Budget 2017 allowed for the commencement of restoration of middle management posts as part of an agreed distributed leadership model and meant lifting the rigidity of the longstanding moratorium on these posts. The equivalent of approximately 1,300 middle management posts (Assistant Principal I and Assistant Principal II) were restored at both primary and second-level. (2,600 in total)

My Department committed to annually revising the allocation of Posts of Responsibility to take into account retirements during the school year which has ensured that the current level of Posts of Responsibility (PORs) are maintained in the school system. The Sectoral Bargaining process under Building Momentum for the primary sector has been used to increase posts of responsibility (POR) in primary and special schools by 1,450 posts.

Budget 2024 has also provided for an additional 1000 post of responsibility (500 APII posts in both primary and second-level) for the 2024/25 school year and a revised Post of Responsibility Schedule has issued to schools to reflect this increase in Assistant Principal II posts available to schools from September 2024.

In the intervening period to enhance middle management structures in schools, enrolment thresholds for Deputy Principals were altered to allow for additional Deputy Principals in our second-level schools. The number of posts allocated in respect of the Deputy Principal allocation has increased from 393 in 2016 to 1024 for 2024/25 school year i.e. a significant increase of over 630 Deputy Principal posts in 8 years. These additional posts provide resources to focus on leadership and management in our schools.

As a result of Budget 2022, I ensured that all primary schools with a teaching principal have a minimum of 37 Principal Release Days. i.e. one administrative day per week since September 2022. Schools with one special class have 4 additional release days, a total of 41 in the school year and schools with 2 special classes have admin principal status.

Other measures introduced at primary level in the intervening period in relation to School Management structures include:

  • all teachers in 2 teacher schools gaining Deputy Principal status as opposed to holding AP II posts.
  • Administrative Principal pupil threshold reduced from an enrolment of 178 to 169 with Deputy Admin Principal threshold reduced from and enrolment of 655 to 573.
As well as general teaching posts improvements, a new leadership framework introduced in 2017 allows for flexibility in identifying and prioritising the evolving leadership and management needs of schools. This shared leadership model supports school leaders in the overall management and operation of schools. It provides for the assignment and re-assignment of post holders to specific roles and responsibilities to meet a school’s evolving needs. Today, 1 in 3 primary and second-level teachers hold management positions in our schools.

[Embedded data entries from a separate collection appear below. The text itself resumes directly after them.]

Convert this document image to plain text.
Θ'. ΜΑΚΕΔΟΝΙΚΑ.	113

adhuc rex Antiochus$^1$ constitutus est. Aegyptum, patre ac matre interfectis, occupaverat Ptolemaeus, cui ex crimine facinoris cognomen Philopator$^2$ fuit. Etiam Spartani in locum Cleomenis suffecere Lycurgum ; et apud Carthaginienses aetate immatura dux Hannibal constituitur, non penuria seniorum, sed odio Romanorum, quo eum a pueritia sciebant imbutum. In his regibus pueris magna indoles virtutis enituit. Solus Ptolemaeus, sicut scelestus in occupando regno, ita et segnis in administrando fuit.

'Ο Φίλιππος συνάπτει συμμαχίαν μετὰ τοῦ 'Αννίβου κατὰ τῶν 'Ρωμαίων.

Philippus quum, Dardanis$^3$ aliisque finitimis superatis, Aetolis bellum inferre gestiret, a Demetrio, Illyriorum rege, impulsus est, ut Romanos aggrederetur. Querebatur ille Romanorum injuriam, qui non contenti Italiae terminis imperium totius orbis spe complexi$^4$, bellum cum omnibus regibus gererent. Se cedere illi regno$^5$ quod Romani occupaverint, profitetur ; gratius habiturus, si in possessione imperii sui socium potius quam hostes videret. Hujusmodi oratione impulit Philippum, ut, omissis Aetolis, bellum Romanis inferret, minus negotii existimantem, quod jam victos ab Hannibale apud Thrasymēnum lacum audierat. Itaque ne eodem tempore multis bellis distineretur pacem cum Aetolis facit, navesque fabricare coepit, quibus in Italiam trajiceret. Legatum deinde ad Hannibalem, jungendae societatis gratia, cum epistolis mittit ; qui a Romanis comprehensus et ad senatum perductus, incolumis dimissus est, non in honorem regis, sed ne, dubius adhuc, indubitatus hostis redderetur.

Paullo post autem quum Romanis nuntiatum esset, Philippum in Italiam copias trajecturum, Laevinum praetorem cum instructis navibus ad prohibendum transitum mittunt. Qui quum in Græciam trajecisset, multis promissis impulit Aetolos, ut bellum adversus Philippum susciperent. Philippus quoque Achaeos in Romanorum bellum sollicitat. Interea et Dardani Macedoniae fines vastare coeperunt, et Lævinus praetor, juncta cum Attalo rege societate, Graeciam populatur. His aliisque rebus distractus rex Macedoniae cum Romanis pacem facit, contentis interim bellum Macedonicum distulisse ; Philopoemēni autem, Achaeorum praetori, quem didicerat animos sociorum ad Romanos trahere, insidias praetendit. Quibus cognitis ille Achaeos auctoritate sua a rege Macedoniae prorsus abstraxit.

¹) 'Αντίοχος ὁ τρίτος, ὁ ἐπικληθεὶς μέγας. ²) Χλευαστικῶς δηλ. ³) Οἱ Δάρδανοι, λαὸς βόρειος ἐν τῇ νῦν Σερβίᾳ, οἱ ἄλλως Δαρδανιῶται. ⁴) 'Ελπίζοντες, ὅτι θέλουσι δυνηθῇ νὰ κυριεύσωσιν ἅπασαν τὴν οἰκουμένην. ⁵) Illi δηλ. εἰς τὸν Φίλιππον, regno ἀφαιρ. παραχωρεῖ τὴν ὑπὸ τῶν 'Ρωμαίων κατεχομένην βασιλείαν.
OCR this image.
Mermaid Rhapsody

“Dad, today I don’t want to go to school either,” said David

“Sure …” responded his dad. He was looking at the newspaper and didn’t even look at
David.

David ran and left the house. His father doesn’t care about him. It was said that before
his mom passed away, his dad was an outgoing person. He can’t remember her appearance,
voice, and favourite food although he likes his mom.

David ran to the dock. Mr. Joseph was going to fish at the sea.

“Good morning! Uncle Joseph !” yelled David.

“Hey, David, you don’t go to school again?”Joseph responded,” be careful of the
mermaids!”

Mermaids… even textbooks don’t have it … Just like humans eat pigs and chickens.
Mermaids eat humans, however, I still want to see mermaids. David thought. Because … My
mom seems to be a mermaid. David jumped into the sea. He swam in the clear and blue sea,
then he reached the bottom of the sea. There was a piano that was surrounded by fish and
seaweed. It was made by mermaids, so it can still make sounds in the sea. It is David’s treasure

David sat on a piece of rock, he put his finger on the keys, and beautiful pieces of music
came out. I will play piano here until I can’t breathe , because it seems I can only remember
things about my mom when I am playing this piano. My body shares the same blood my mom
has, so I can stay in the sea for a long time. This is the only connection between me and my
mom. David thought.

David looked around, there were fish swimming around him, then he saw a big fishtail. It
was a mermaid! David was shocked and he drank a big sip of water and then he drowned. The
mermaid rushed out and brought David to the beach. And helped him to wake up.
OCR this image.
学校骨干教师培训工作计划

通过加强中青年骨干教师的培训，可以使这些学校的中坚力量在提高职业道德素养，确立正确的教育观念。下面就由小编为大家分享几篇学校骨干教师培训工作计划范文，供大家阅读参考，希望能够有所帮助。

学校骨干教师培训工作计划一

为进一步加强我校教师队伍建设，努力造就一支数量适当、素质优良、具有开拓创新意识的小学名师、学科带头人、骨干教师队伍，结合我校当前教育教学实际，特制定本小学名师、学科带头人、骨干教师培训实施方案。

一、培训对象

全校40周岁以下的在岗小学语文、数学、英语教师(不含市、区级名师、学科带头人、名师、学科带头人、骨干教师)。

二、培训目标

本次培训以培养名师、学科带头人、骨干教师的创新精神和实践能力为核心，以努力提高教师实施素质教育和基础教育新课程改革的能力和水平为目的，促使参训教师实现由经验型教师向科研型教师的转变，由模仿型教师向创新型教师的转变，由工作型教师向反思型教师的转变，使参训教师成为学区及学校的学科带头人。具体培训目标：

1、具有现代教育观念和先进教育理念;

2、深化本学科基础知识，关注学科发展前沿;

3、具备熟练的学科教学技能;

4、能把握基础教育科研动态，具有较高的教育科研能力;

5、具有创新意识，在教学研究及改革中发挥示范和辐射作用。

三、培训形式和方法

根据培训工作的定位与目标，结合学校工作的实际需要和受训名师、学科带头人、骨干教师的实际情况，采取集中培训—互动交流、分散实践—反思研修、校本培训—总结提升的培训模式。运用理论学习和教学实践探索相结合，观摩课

My Department and I are currently turning our thoughts to Education 2050 and how we take the best elements of our schools and build on this to create a system for future generations. The small schools project is an example of school communities coming together to explore and trail new ideas for the future including how admin supports can assist teaching principals with their administrative duties. It is acknowledged by my department that implementing policies while teaching can be challenging.

As well as general teaching posts improvements, a new leadership framework introduced in 2017 allows for flexibility in identifying and prioritising the evolving leadership and management needs of schools. This shared leadership model supports school leaders in the overall management and operation of schools. It provides for the assignment and re-assignment of post holders to specific roles and responsibilities to meet a school’s evolving needs.

The estimated full-year cost of reinstating the numbers of assistant principals to the highest previous level is €27.7m i.e. €4.4m at primary level and €23.3m at second-level.